Tuesday, February 22, 2011

Chasing

a happy thought. How wonderful is it to have things to look forward to. A hot glass of coffee in the morning. Or the notion of an early pack up. Or the idea of the perfect boyfriend. Quoting Bridget Jones, "it is marvelous having a boyfriend."

I don't have one. Neither do I see myself all cushioned up with one, snuggling under a cozy blanket (quilt, preferably) watching "Roman Holiday" on a lazy winter Sunday afternoon or whatever.But the idea in itself is so bleeding rosy and pink and fantastic that it becomes a happy thought on autopilot.

Hence, I shall keep chasing after happy thoughts. Its called unnecessary optimism.

Sunday, February 20, 2011

Saturday, February 19, 2011

Carrying forward.

The hippieness of our times, I had kababs and crabmeat and mirinda while I watched this pink and outstanding animation film about castles in the sky and suchlike. I love this space. I wouldn't care if nobody read this, I love purple and I've vowed to stick to all things purple a long long time ago. Plus I am happy. and high. And purple.

The second sordid post.

It is only natural that after designing a new blog, shifting over stuff from the old one, bearing the pain of growing up, moving over to a different comfort zone, one should come up with a shiny little something to start the blog. So this is it.

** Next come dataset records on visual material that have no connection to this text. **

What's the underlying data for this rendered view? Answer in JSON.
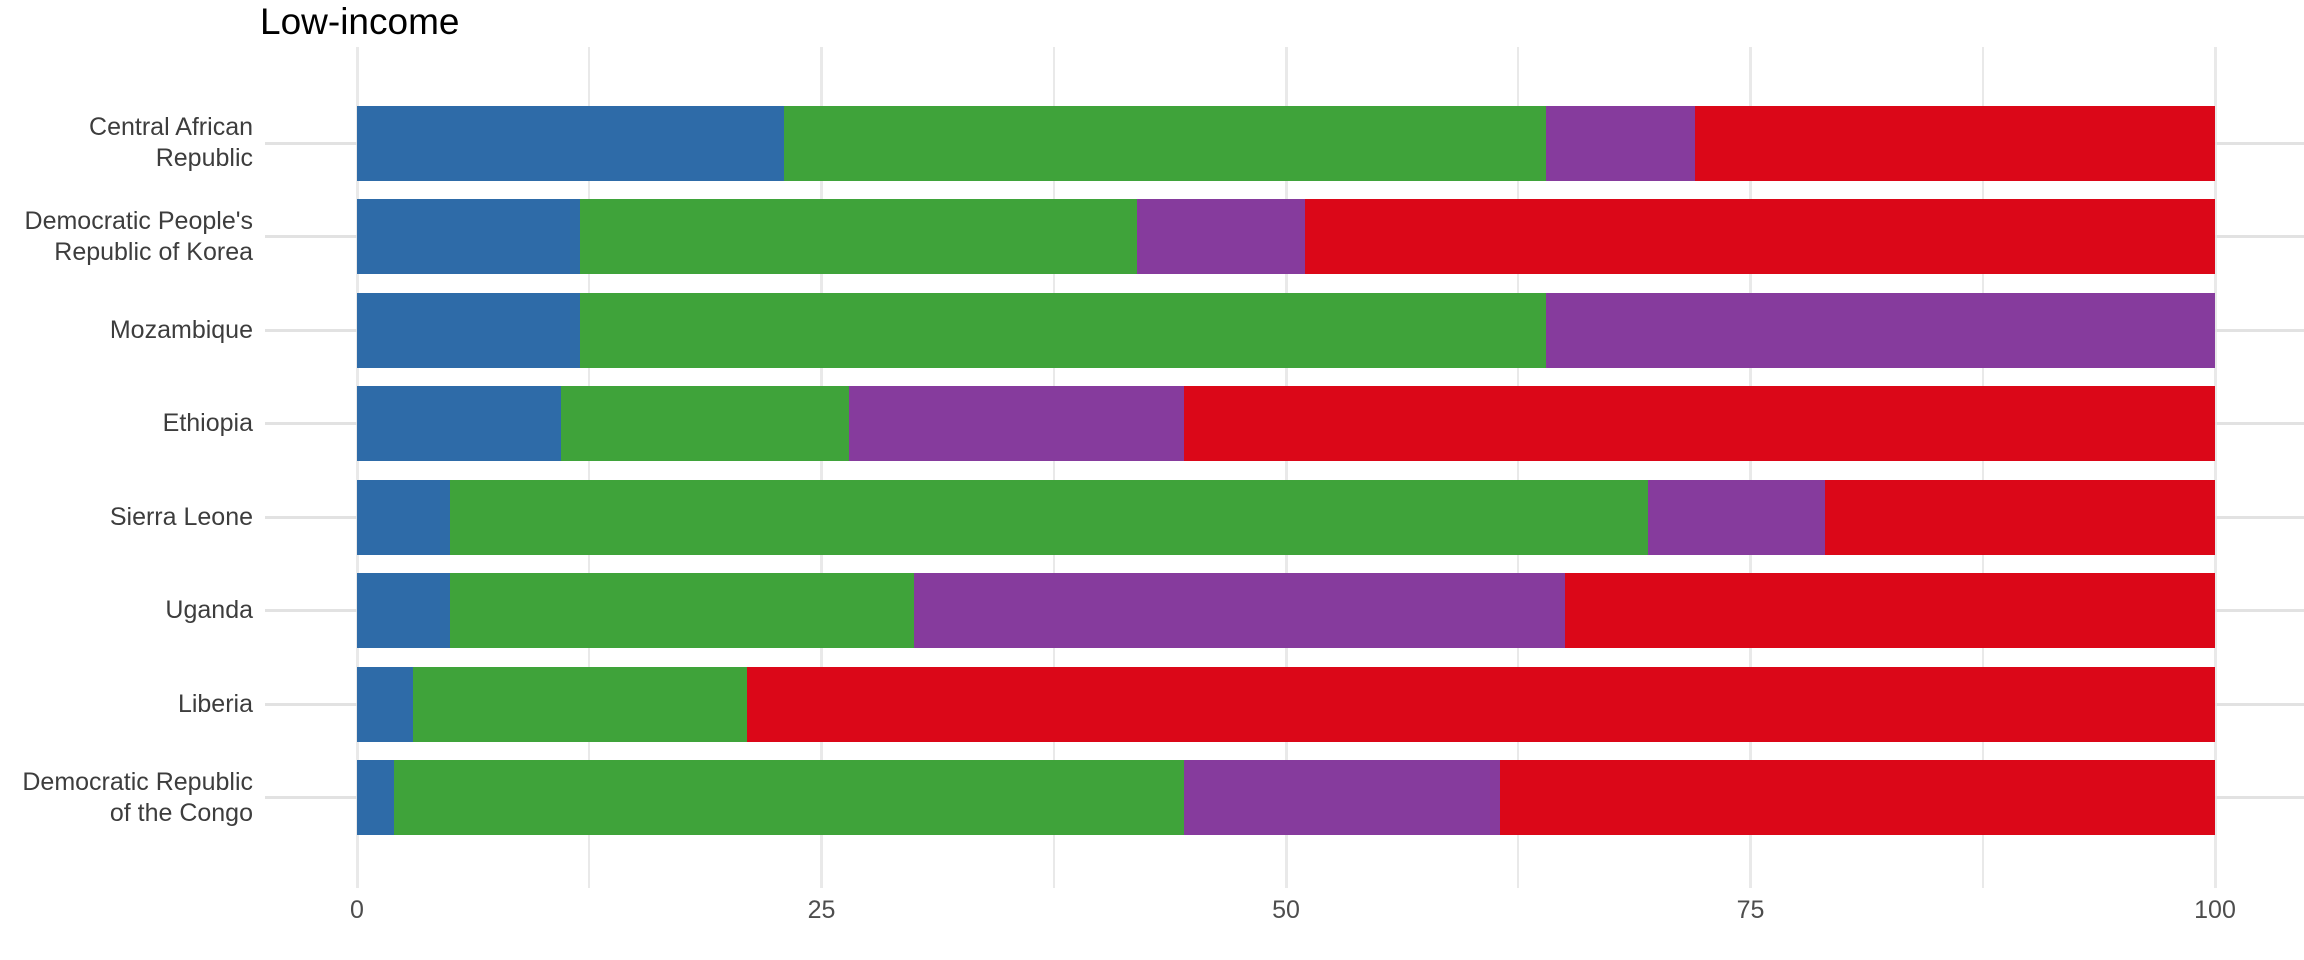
{
  "chart_data": {
    "type": "bar",
    "orientation": "horizontal",
    "stacked": true,
    "title": "Low-income",
    "categories": [
      "Central African Republic",
      "Democratic People's Republic of Korea",
      "Mozambique",
      "Ethiopia",
      "Sierra Leone",
      "Uganda",
      "Liberia",
      "Democratic Republic of the Congo"
    ],
    "category_label_lines": [
      [
        "Central African",
        "Republic"
      ],
      [
        "Democratic People's",
        "Republic of Korea"
      ],
      [
        "Mozambique"
      ],
      [
        "Ethiopia"
      ],
      [
        "Sierra Leone"
      ],
      [
        "Uganda"
      ],
      [
        "Liberia"
      ],
      [
        "Democratic Republic",
        "of the Congo"
      ]
    ],
    "series": [
      {
        "name": "blue",
        "color": "#2e6ba8",
        "values": [
          23,
          12,
          12,
          11,
          5,
          5,
          3,
          2
        ]
      },
      {
        "name": "green",
        "color": "#3fa33a",
        "values": [
          41,
          30,
          52,
          15.5,
          64.5,
          25,
          18,
          42.5
        ]
      },
      {
        "name": "purple",
        "color": "#863b9d",
        "values": [
          8,
          9,
          36,
          18,
          9.5,
          35,
          0,
          17
        ]
      },
      {
        "name": "red",
        "color": "#db0718",
        "values": [
          28,
          49,
          0,
          55.5,
          21,
          35,
          79,
          38.5
        ]
      }
    ],
    "x_axis": {
      "tick_labels": [
        "0",
        "25",
        "50",
        "75",
        "100"
      ],
      "tick_values": [
        0,
        25,
        50,
        75,
        100
      ],
      "minor_step": 12.5,
      "xlim": [
        0,
        100
      ]
    },
    "legend": "none",
    "grid": "on",
    "style": {
      "background": "#ffffff",
      "vertical_gridline_color": "#e9e9e9",
      "row_gridline_color": "#e2e2e2",
      "title_color": "#000000",
      "axis_text_color": "#4d4d4d",
      "category_text_color": "#3d3d3d"
    }
  }
}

Though there is nothing much that I could say, should say, I like having a blog. As much of a pain it might be to keep staring at the screen and not have anything to write, it is rather bloody nice to go back and sift through your past on a colorful background page. And then you can install cockroach widgets and human clocks and what not and treat your blog like a pink little all lacy baby girl, which i have been dutifully doing for quite some time. The idea is, I am too busy to blog. When I am not smoking up, I am planning all about a beautiful evening when I am going to smoke up and dance naked and have chocolates and the likes. I do have a job. Which pays me money, so that I can spend all of it at one go and go without more than a hundred rupees for one whole week.

I went to Pune the other week. With no money and practically no hindsight, I decided to go and chill in Pune. I cried bucketfuls of tears to make somebody take me with him ( because I had no money of my own). Then, for two and a half days I played a housewife. I was dependent for money, for shampoo, cigarettes and other assorted things which are a direct result of carrying cash on you ( which I wasn't). Then in a fit of rage, I did some angry things like throwing expensive electronic goods (like my own camera) at people and in return had them emptying Coke bottles on me. Then I slept and had magical dreams about free access to the internet, only to wake up and have free access, to the internet. Then I found out I have over fifty three odd people on my Facebook friendlist who I know/remember nothing about. I keep chatting with them pretending to know exactly who they are but in reality, I am just passing the time. Then I play these little self back patting games with myself in terms of congratulation for having completed twenty six minutes of a conversation with a stranger who is also a Facebook friendlisted friend.

I think thats enough for now. I need to go and have something sweet or apply nail polish on my toenails or something.

Sort of something.

Instead of being all gawky eyed and drunk with anticipation, its better to vent it all out.